There’s a similar problem too when you convert between blog software – when I moved the Transdiffusion Media Blog from Blogger to MT, I initially thought all the URLs looked pretty much the same. Only later did I find out that when converting a title into a filename, one threw away hyphons and one put them in.
That leads to Tip 2 – when using software to generate your URLs, get something that generates sensible (and replicable!) URLs from day 1
Reason 3 – Organisational Problems
Of course one of the major causes of redirects is simply site re-organisation. And this is one that’s almost impossible to avoid as websites change and vary. My original site didn’t have a blog, and was just a motley collection of random, dis-organised content. Over the years more and more content was added, and occasionally some removed completely. Structures that work in 1999 don’t necessarily work in 2002 or 2005. No matter what you do you’ll never avoid the fact that your website grows and changes in ways you don’t know or anticipate.
The tip instead is just to try and reduce the impact – and this is where it ties in with Tip 2, because Tip 3 is… change the directory, but keep the filenames of everything in the directory the same.
Not always going to be possible – you might split pages apart, or recompile them in a whole new way.
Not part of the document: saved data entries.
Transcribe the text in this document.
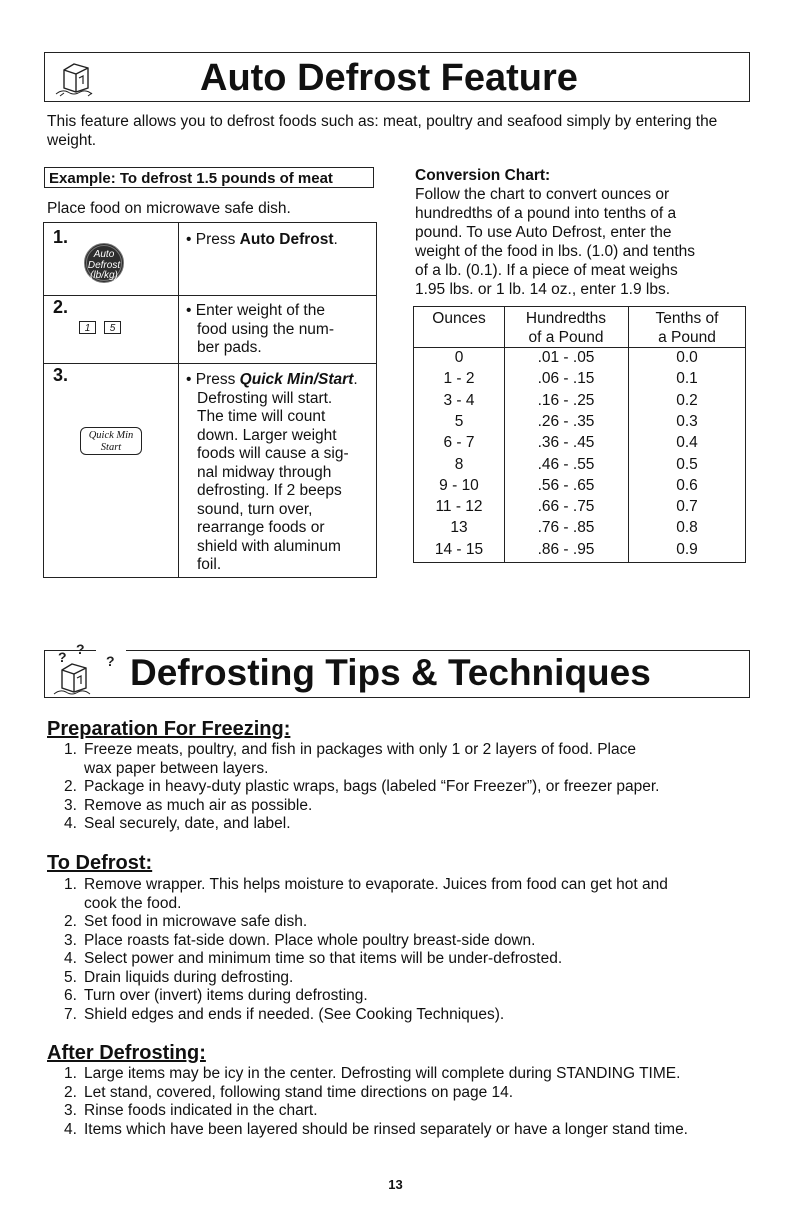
Auto Defrost Feature
This feature allows you to defrost foods such as: meat, poultry and seafood simply by entering the weight.
Example: To defrost 1.5 pounds of meat
Place food on microwave safe dish.
1.
Auto
Defrost
(lb/kg)
• Press Auto Defrost.
2.
1	5
• Enter weight of the
food using the num-
ber pads.
3.
Quick Min
Start
• Press Quick Min/Start.
Defrosting will start.
The time will count
down. Larger weight
foods will cause a sig-
nal midway through
defrosting. If 2 beeps
sound, turn over,
rearrange foods or
shield with aluminum
foil.
Conversion Chart:
Follow the chart to convert ounces or
hundredths of a pound into tenths of a
pound. To use Auto Defrost, enter the
weight of the food in lbs. (1.0) and tenths
of a lb. (0.1). If a piece of meat weighs
1.95 lbs. or 1 lb. 14 oz., enter 1.9 lbs.
Ounces	Hundredths
of a Pound
Tenths of
a Pound
0
1 - 2
3 - 4
5
6 - 7
8
9 - 10
11 - 12
13
14 - 15
.01 - .05
.06 - .15
.16 - .25
.26 - .35
.36 - .45
.46 - .55
.56 - .65
.66 - .75
.76 - .85
.86 - .95
0.0
0.1
0.2
0.3
0.4
0.5
0.6
0.7
0.8
0.9
? ?
? Defrosting Tips & Techniques
Preparation For Freezing:
1. Freeze meats, poultry, and fish in packages with only 1 or 2 layers of food. Place
wax paper between layers.
2. Package in heavy-duty plastic wraps, bags (labeled “For Freezer”), or freezer paper.
3. Remove as much air as possible.
4. Seal securely, date, and label.
To Defrost:
1. Remove wrapper. This helps moisture to evaporate. Juices from food can get hot and
cook the food.
2. Set food in microwave safe dish.
3. Place roasts fat-side down. Place whole poultry breast-side down.
4. Select power and minimum time so that items will be under-defrosted.
5. Drain liquids during defrosting.
6. Turn over (invert) items during defrosting.
7. Shield edges and ends if needed. (See Cooking Techniques).
After Defrosting:
1. Large items may be icy in the center. Defrosting will complete during STANDING TIME.
2. Let stand, covered, following stand time directions on page 14.
3. Rinse foods indicated in the chart.
4. Items which have been layered should be rinsed separately or have a longer stand time.
13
But if you can keep the original file names, but just put in a different directory, you’ll have a lot less redirects to maintain.
Why bother at all?
For me as a user, there’s nothing worse than landing on a webpage only to be hit with a terse message informing you that the website has been redesigned, without telling me where the new content is (I generally don’t bother and bog off elsewhere).
Linkrot is one of the curses of the internet as a result, and causes confusion, disappointment and anger in various degrees. Which is why I’ve always gone for the mantra of trying to ensure every link, no matter how old, will still work, just in case. Well as many as I can anyway – the University of Durham killed off my original site off a few days after graduation. But certainly since around 1999, I’ve done by best to keep up.
And it’s worthwhile doing because if you don’t, you’re potentially losing visitors.
Old URLs have a surprising habit of still appearing, many years later. You’ll still find links to www.planetbods.org/tv/tynetees even though the site itself moved to the ttlp.org.uk domian in 2002 and then became Transdiffusion’s City Road in 2007.
But thanks to a little divergence and management, I still get those visitors even though the originating web page must be about eight years old.
Of course that’s why I have a huge swathe of redirects on my site that I need to maintain. But by learning the mistakes of the past, we’ll cut down on the mistakes for the future. I’ll end up with a few more redirects in the site as I move the final pages over to PHP, but hopefully then, there will be a lot less.
Well, at least, that’s the aim…